В 1850 году он приехал в Христианию с тем, чтобы окончательно приготовиться к университетскому экзамену. Но, когда случайно одна небольшая и сравнительно слабая пьеса его, оказавшаяся гораздо более по плечу публике и театральной дирекции, чем «Катилина», была принята на сцену, Ибсен решил всецело посвятить себя литературе и окончательно отказался от намерения держать экзамен в университет. Он поселился в скромном квартале столицы, вместе со своим другом, издателем «Катилины», студентом юриспруденции Шулерудом. Гонорар, полученный за пьесу, скоро иссяк, а ежемесячных денег Шулеруда хватало только ему самому. Тем не менее он делился со своим другом всем, что у него было. На обед недоставало, поэтому и не обедали. Но, чтобы не потерять уважения к себе в том доме, где они жили, они уходили около полудня и возвращались домой липа тогда, когда можно было подумать, что они уже отобедали. После этого пили кофе и ели хлеб, что должно было заменять им обед. В 1851 году новый театр в Бергене пригласил Ибсена в качестве «драматического поэта», а в следующем году театральное управление ассигновало молодому директору 200 специесталеров (около 450 рублей) на дорожные издержки с тем, чтобы он в течение трехмесячного пребывания за границей «практически изучил сценическое дело».

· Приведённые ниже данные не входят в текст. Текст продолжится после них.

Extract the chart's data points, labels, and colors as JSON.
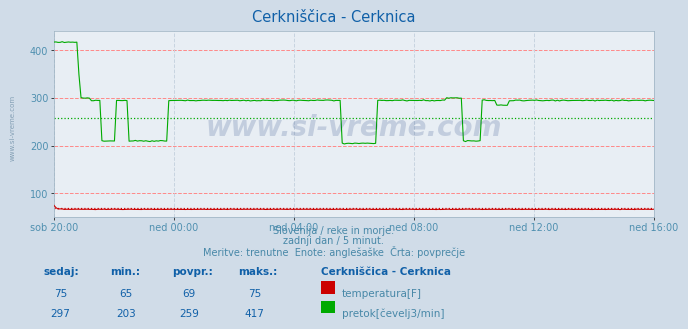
{
  "title": "Cerkniščica - Cerknica",
  "title_color": "#1060a8",
  "bg_color": "#d0dce8",
  "plot_bg_color": "#e8eef4",
  "grid_color_h": "#ff8888",
  "grid_color_v": "#c8d4e0",
  "tick_color": "#5090b0",
  "text_color": "#4888a8",
  "xlabels": [
    "sob 20:00",
    "ned 00:00",
    "ned 04:00",
    "ned 08:00",
    "ned 12:00",
    "ned 16:00"
  ],
  "ylim": [
    50,
    440
  ],
  "yticks": [
    100,
    200,
    300,
    400
  ],
  "temp_color": "#cc0000",
  "flow_color": "#00aa00",
  "temp_avg": 69,
  "flow_avg": 259,
  "temp_sedaj": 75,
  "temp_min": 65,
  "temp_max": 75,
  "flow_sedaj": 297,
  "flow_min": 203,
  "flow_avg_val": 259,
  "flow_max": 417,
  "subtitle1": "Slovenija / reke in morje.",
  "subtitle2": "zadnji dan / 5 minut.",
  "subtitle3": "Meritve: trenutne  Enote: anglešaške  Črta: povprečje",
  "watermark": "www.si-vreme.com",
  "side_text": "www.si-vreme.com",
  "n_points": 288,
  "legend_title": "Cerkniščica - Cerknica",
  "temp_label": "temperatura[F]",
  "flow_label": "pretok[čevelj3/min]",
  "header_cols": [
    "sedaj:",
    "min.:",
    "povpr.:",
    "maks.:"
  ]
}
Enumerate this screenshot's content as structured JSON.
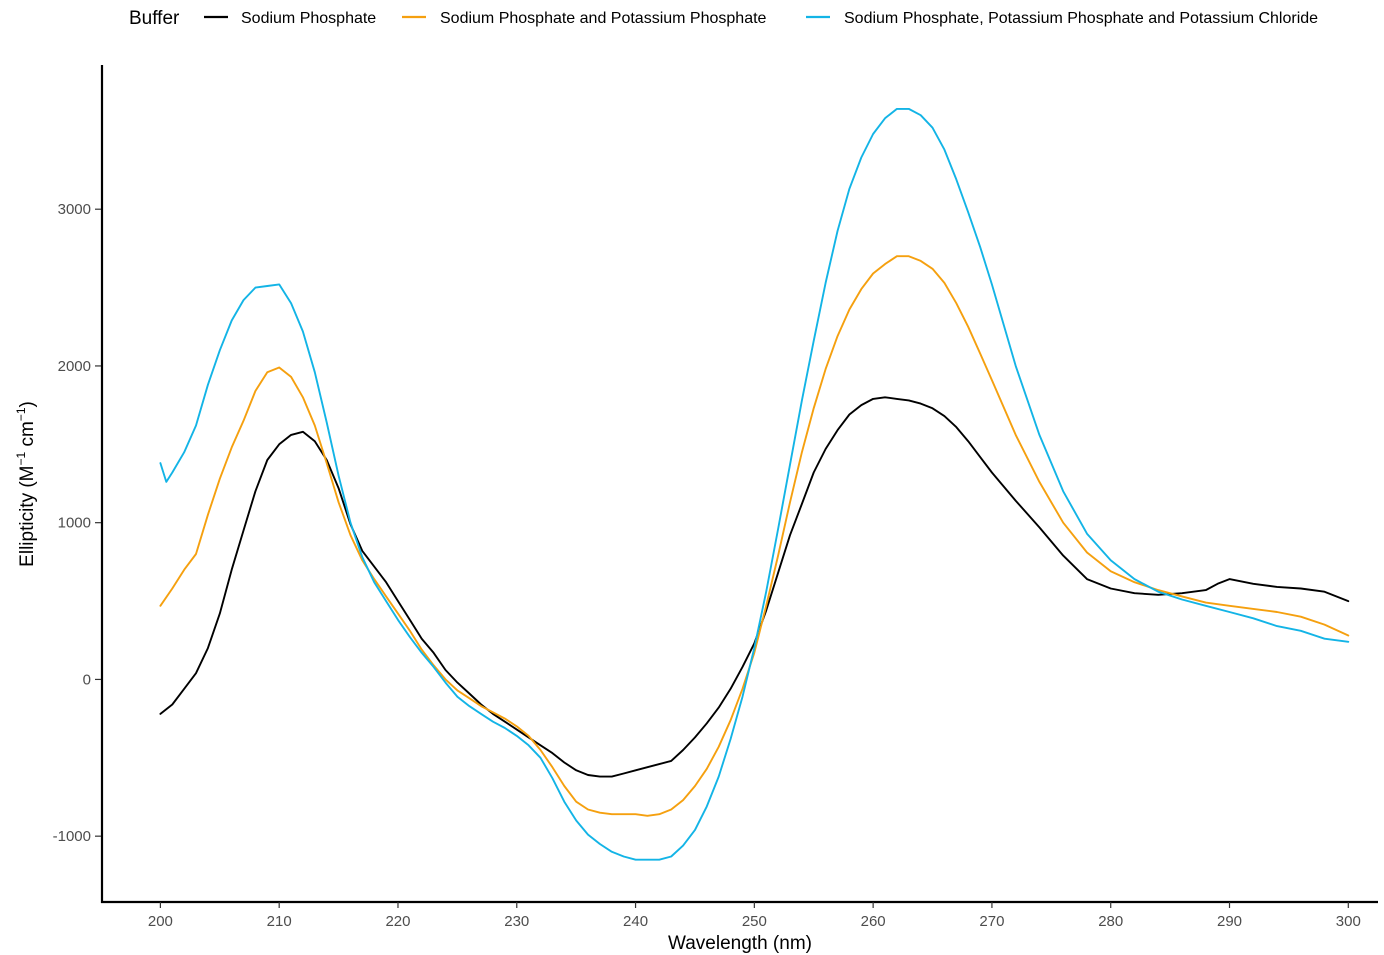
{
  "chart_data": {
    "type": "line",
    "legend": {
      "title": "Buffer",
      "position": "top"
    },
    "xlabel": "Wavelength (nm)",
    "ylabel": {
      "prefix": "Ellipticity  (M",
      "sup1": "−1",
      "mid": " cm",
      "sup2": "−1",
      "suffix": ")"
    },
    "xlim": [
      195,
      302.5
    ],
    "ylim": [
      -1420,
      3920
    ],
    "xticks": [
      200,
      210,
      220,
      230,
      240,
      250,
      260,
      270,
      280,
      290,
      300
    ],
    "xtick_labels": [
      "200",
      "210",
      "220",
      "230",
      "240",
      "250",
      "260",
      "270",
      "280",
      "290",
      "300"
    ],
    "yticks": [
      -1000,
      0,
      1000,
      2000,
      3000
    ],
    "ytick_labels": [
      "-1000",
      "0",
      "1000",
      "2000",
      "3000"
    ],
    "grid": false,
    "series": [
      {
        "name": "Sodium Phosphate",
        "color": "#000000",
        "x": [
          200,
          201,
          202,
          203,
          204,
          205,
          206,
          207,
          208,
          209,
          210,
          211,
          212,
          213,
          214,
          215,
          216,
          217,
          218,
          219,
          220,
          221,
          222,
          223,
          224,
          225,
          226,
          227,
          228,
          229,
          230,
          231,
          232,
          233,
          234,
          235,
          236,
          237,
          238,
          239,
          240,
          241,
          242,
          243,
          244,
          245,
          246,
          247,
          248,
          249,
          250,
          251,
          252,
          253,
          254,
          255,
          256,
          257,
          258,
          259,
          260,
          261,
          262,
          263,
          264,
          265,
          266,
          267,
          268,
          269,
          270,
          272,
          274,
          276,
          278,
          280,
          282,
          284,
          286,
          288,
          289,
          290,
          292,
          294,
          296,
          298,
          300
        ],
        "y": [
          -220,
          -160,
          -60,
          40,
          200,
          420,
          700,
          950,
          1200,
          1400,
          1500,
          1560,
          1580,
          1520,
          1400,
          1220,
          990,
          820,
          720,
          620,
          500,
          380,
          260,
          170,
          60,
          -20,
          -90,
          -160,
          -220,
          -270,
          -320,
          -370,
          -420,
          -470,
          -530,
          -580,
          -610,
          -620,
          -620,
          -600,
          -580,
          -560,
          -540,
          -520,
          -450,
          -370,
          -280,
          -180,
          -60,
          80,
          230,
          440,
          680,
          920,
          1120,
          1320,
          1470,
          1590,
          1690,
          1750,
          1790,
          1800,
          1790,
          1780,
          1760,
          1730,
          1680,
          1610,
          1520,
          1420,
          1320,
          1140,
          970,
          790,
          640,
          580,
          550,
          540,
          550,
          570,
          610,
          640,
          610,
          590,
          580,
          560,
          500
        ]
      },
      {
        "name": "Sodium Phosphate and Potassium Phosphate",
        "color": "#F5A00F",
        "x": [
          200,
          201,
          202,
          203,
          204,
          205,
          206,
          207,
          208,
          209,
          210,
          211,
          212,
          213,
          214,
          215,
          216,
          217,
          218,
          219,
          220,
          221,
          222,
          223,
          224,
          225,
          226,
          227,
          228,
          229,
          230,
          231,
          232,
          233,
          234,
          235,
          236,
          237,
          238,
          239,
          240,
          241,
          242,
          243,
          244,
          245,
          246,
          247,
          248,
          249,
          250,
          251,
          252,
          253,
          254,
          255,
          256,
          257,
          258,
          259,
          260,
          261,
          262,
          263,
          264,
          265,
          266,
          267,
          268,
          269,
          270,
          272,
          274,
          276,
          278,
          280,
          282,
          284,
          286,
          288,
          290,
          292,
          294,
          296,
          298,
          300
        ],
        "y": [
          470,
          580,
          700,
          800,
          1050,
          1280,
          1480,
          1650,
          1840,
          1960,
          1990,
          1930,
          1800,
          1620,
          1380,
          1130,
          920,
          760,
          640,
          530,
          420,
          310,
          190,
          90,
          0,
          -70,
          -120,
          -170,
          -210,
          -250,
          -300,
          -360,
          -450,
          -560,
          -680,
          -780,
          -830,
          -850,
          -860,
          -860,
          -860,
          -870,
          -860,
          -830,
          -770,
          -680,
          -570,
          -430,
          -260,
          -60,
          170,
          470,
          790,
          1130,
          1450,
          1730,
          1980,
          2190,
          2360,
          2490,
          2590,
          2650,
          2700,
          2700,
          2670,
          2620,
          2530,
          2400,
          2250,
          2080,
          1910,
          1560,
          1260,
          1000,
          810,
          690,
          620,
          570,
          530,
          490,
          470,
          450,
          430,
          400,
          350,
          280
        ]
      },
      {
        "name": "Sodium Phosphate, Potassium Phosphate and Potassium Chloride",
        "color": "#13B4E6",
        "x": [
          200,
          200.5,
          201,
          202,
          203,
          204,
          205,
          206,
          207,
          208,
          209,
          210,
          211,
          212,
          213,
          214,
          215,
          216,
          217,
          218,
          219,
          220,
          221,
          222,
          223,
          224,
          225,
          226,
          227,
          228,
          229,
          230,
          231,
          232,
          233,
          234,
          235,
          236,
          237,
          238,
          239,
          240,
          241,
          242,
          243,
          244,
          245,
          246,
          247,
          248,
          249,
          250,
          251,
          252,
          253,
          254,
          255,
          256,
          257,
          258,
          259,
          260,
          261,
          262,
          263,
          264,
          265,
          266,
          267,
          268,
          269,
          270,
          272,
          274,
          276,
          278,
          280,
          282,
          284,
          286,
          288,
          290,
          292,
          294,
          296,
          298,
          300
        ],
        "y": [
          1380,
          1260,
          1320,
          1450,
          1620,
          1880,
          2100,
          2290,
          2420,
          2500,
          2510,
          2520,
          2400,
          2220,
          1960,
          1640,
          1300,
          1000,
          780,
          620,
          500,
          380,
          270,
          170,
          80,
          -20,
          -110,
          -170,
          -220,
          -270,
          -310,
          -360,
          -420,
          -500,
          -630,
          -780,
          -900,
          -990,
          -1050,
          -1100,
          -1130,
          -1150,
          -1150,
          -1150,
          -1130,
          -1060,
          -960,
          -810,
          -620,
          -380,
          -110,
          200,
          560,
          960,
          1370,
          1780,
          2160,
          2530,
          2860,
          3130,
          3330,
          3480,
          3580,
          3640,
          3640,
          3600,
          3520,
          3380,
          3190,
          2980,
          2760,
          2520,
          2000,
          1560,
          1200,
          930,
          760,
          640,
          560,
          510,
          470,
          430,
          390,
          340,
          310,
          260,
          240
        ]
      }
    ]
  }
}
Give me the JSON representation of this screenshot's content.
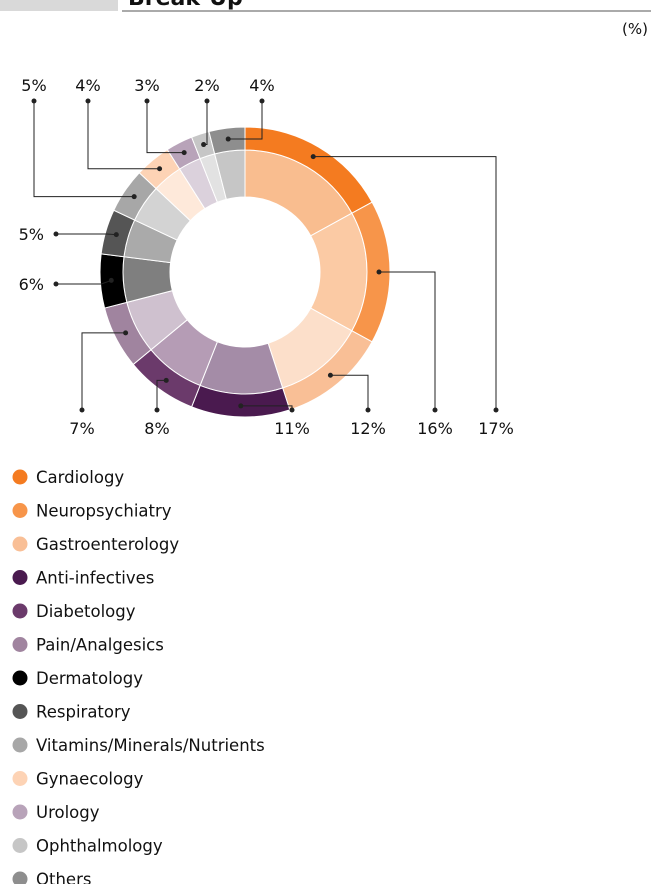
{
  "chart_data": {
    "type": "donut",
    "title": "Break-Up",
    "unit_label": "(%)",
    "categories": [
      "Cardiology",
      "Neuropsychiatry",
      "Gastroenterology",
      "Anti-infectives",
      "Diabetology",
      "Pain/Analgesics",
      "Dermatology",
      "Respiratory",
      "Vitamins/Minerals/Nutrients",
      "Gynaecology",
      "Urology",
      "Ophthalmology",
      "Others"
    ],
    "values": [
      17,
      16,
      12,
      11,
      8,
      7,
      6,
      5,
      5,
      4,
      3,
      2,
      4
    ],
    "value_labels": [
      "17%",
      "16%",
      "12%",
      "11%",
      "8%",
      "7%",
      "6%",
      "5%",
      "5%",
      "4%",
      "3%",
      "2%",
      "4%"
    ],
    "colors": [
      "#f47b20",
      "#f7954a",
      "#f9bf96",
      "#4a1a4f",
      "#6b3a6b",
      "#a0849f",
      "#000000",
      "#555555",
      "#a7a7a7",
      "#fdd3b5",
      "#b8a3b9",
      "#c6c6c6",
      "#8e8e8e"
    ]
  }
}
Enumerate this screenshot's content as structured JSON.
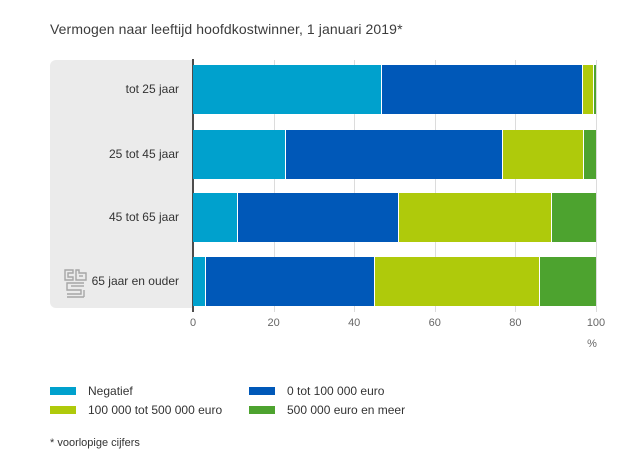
{
  "title": "Vermogen naar leeftijd hoofdkostwinner, 1 januari 2019*",
  "footnote": "* voorlopige cijfers",
  "icons": {
    "watermark": "cbs-logo-icon"
  },
  "colors": {
    "panel_background": "#ebebeb",
    "gridline": "#dcdcdc",
    "zero_axis": "#4c4c4c",
    "title_text": "#3c3c3c",
    "label_text": "#333333",
    "tick_text": "#666666"
  },
  "chart_data": {
    "type": "bar",
    "orientation": "horizontal",
    "stacked": true,
    "grid": true,
    "legend_position": "bottom",
    "unit": "%",
    "xlabel": "%",
    "xlim": [
      0,
      100
    ],
    "x_ticks": [
      0,
      20,
      40,
      60,
      80,
      100
    ],
    "categories": [
      "tot 25 jaar",
      "25 tot 45 jaar",
      "45 tot 65 jaar",
      "65 jaar en ouder"
    ],
    "series": [
      {
        "name": "Negatief",
        "color": "#00a1cd",
        "values": [
          47,
          23,
          11,
          3
        ]
      },
      {
        "name": "0 tot 100 000 euro",
        "color": "#0058b8",
        "values": [
          50,
          54,
          40,
          42
        ]
      },
      {
        "name": "100 000 tot 500 000 euro",
        "color": "#afca0b",
        "values": [
          2.5,
          20,
          38,
          41
        ]
      },
      {
        "name": "500 000 euro en meer",
        "color": "#4da32f",
        "values": [
          0.5,
          3,
          11,
          14
        ]
      }
    ]
  }
}
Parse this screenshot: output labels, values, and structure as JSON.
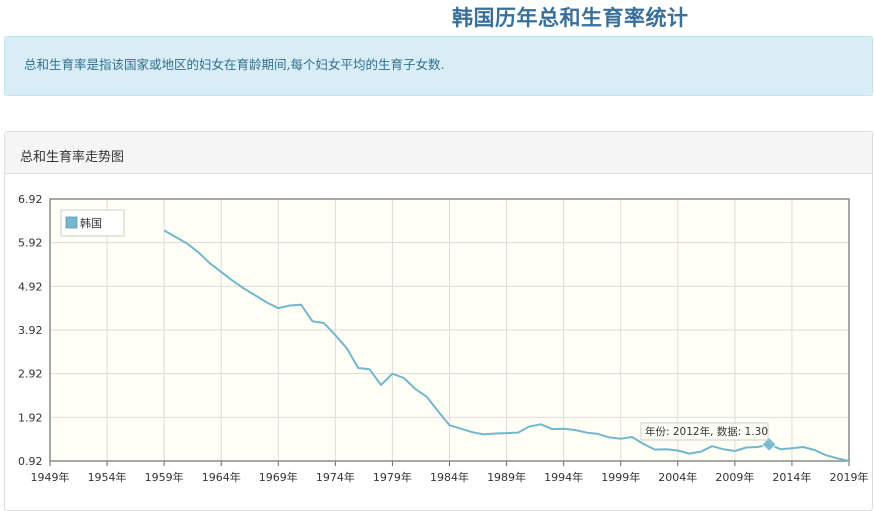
{
  "page": {
    "title": "韩国历年总和生育率统计",
    "description": "总和生育率是指该国家或地区的妇女在育龄期间,每个妇女平均的生育子女数."
  },
  "panel": {
    "title": "总和生育率走势图"
  },
  "colors": {
    "title": "#3a6f9a",
    "info_bg": "#d9edf7",
    "info_text": "#31708f",
    "series": "#74b7cc",
    "plot_bg": "#fffff6"
  },
  "chart_data": {
    "type": "line",
    "legend": {
      "placement": "top-left",
      "label": "韩国"
    },
    "x_tick_labels": [
      "1949年",
      "1954年",
      "1959年",
      "1964年",
      "1969年",
      "1974年",
      "1979年",
      "1984年",
      "1989年",
      "1994年",
      "1999年",
      "2004年",
      "2009年",
      "2014年",
      "2019年"
    ],
    "y_tick_labels": [
      "0.92",
      "1.92",
      "2.92",
      "3.92",
      "4.92",
      "5.92",
      "6.92"
    ],
    "xlim": [
      1949,
      2019
    ],
    "ylim": [
      0.92,
      6.92
    ],
    "grid": true,
    "series": [
      {
        "name": "韩国",
        "x": [
          1959,
          1960,
          1961,
          1962,
          1963,
          1964,
          1965,
          1966,
          1967,
          1968,
          1969,
          1970,
          1971,
          1972,
          1973,
          1974,
          1975,
          1976,
          1977,
          1978,
          1979,
          1980,
          1981,
          1982,
          1983,
          1984,
          1985,
          1986,
          1987,
          1988,
          1989,
          1990,
          1991,
          1992,
          1993,
          1994,
          1995,
          1996,
          1997,
          1998,
          1999,
          2000,
          2001,
          2002,
          2003,
          2004,
          2005,
          2006,
          2007,
          2008,
          2009,
          2010,
          2011,
          2012,
          2013,
          2014,
          2015,
          2016,
          2017,
          2018,
          2019
        ],
        "y": [
          6.2,
          6.05,
          5.9,
          5.7,
          5.45,
          5.25,
          5.05,
          4.87,
          4.71,
          4.55,
          4.42,
          4.48,
          4.5,
          4.12,
          4.08,
          3.8,
          3.5,
          3.05,
          3.02,
          2.66,
          2.92,
          2.82,
          2.57,
          2.39,
          2.06,
          1.74,
          1.66,
          1.58,
          1.53,
          1.55,
          1.56,
          1.57,
          1.71,
          1.76,
          1.65,
          1.66,
          1.63,
          1.57,
          1.54,
          1.46,
          1.43,
          1.47,
          1.31,
          1.18,
          1.19,
          1.16,
          1.09,
          1.13,
          1.26,
          1.19,
          1.15,
          1.23,
          1.24,
          1.3,
          1.19,
          1.21,
          1.24,
          1.17,
          1.05,
          0.98,
          0.92
        ]
      }
    ],
    "tooltip": {
      "text": "年份: 2012年, 数据: 1.30",
      "x": 2012,
      "y": 1.3
    }
  }
}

В последующие десять лет — в этот, так сказать, романтический период своего развития, завершившийся драмой «Воители на Гельголанде», — Ибсен принимал деятельное участие в национальном движении, охватившем Норвегию в сороковых и пятидесятых годах нынешнего столетия. Его патриотические драмы, внушенные древними норвежскими преданиями, составили ему литературное имя. Разлад с обществом на время был заглушен, чтобы выступить впоследствии с еще большею резкостью. Как сильно увлекался тогда Ибсен национальными стремлениями, видно из того, что ему пришла мысль основать общество для борьбы с иностранными влияниями и для проявления национализма в области искусства. «Представьте себе Генрика Ибсена как основателя общества!» — с понятным удивлением восклицает биограф его, Иегер. Недаром Брандес («Moderne Geister») приводит следующие слова поэта, проникнутые высокомерною иронией крайнего индивидуалиста: «Für das Solidarische hab'ich eigentlich niemals ein starkes Gefuhl gehabt» («К общению с людьми, собственно говоря, я никогда не имел большой склонности»). И в самом деле, ненадолго затаенная вражда против современного буржуазного строя не замедлила выступить наружу.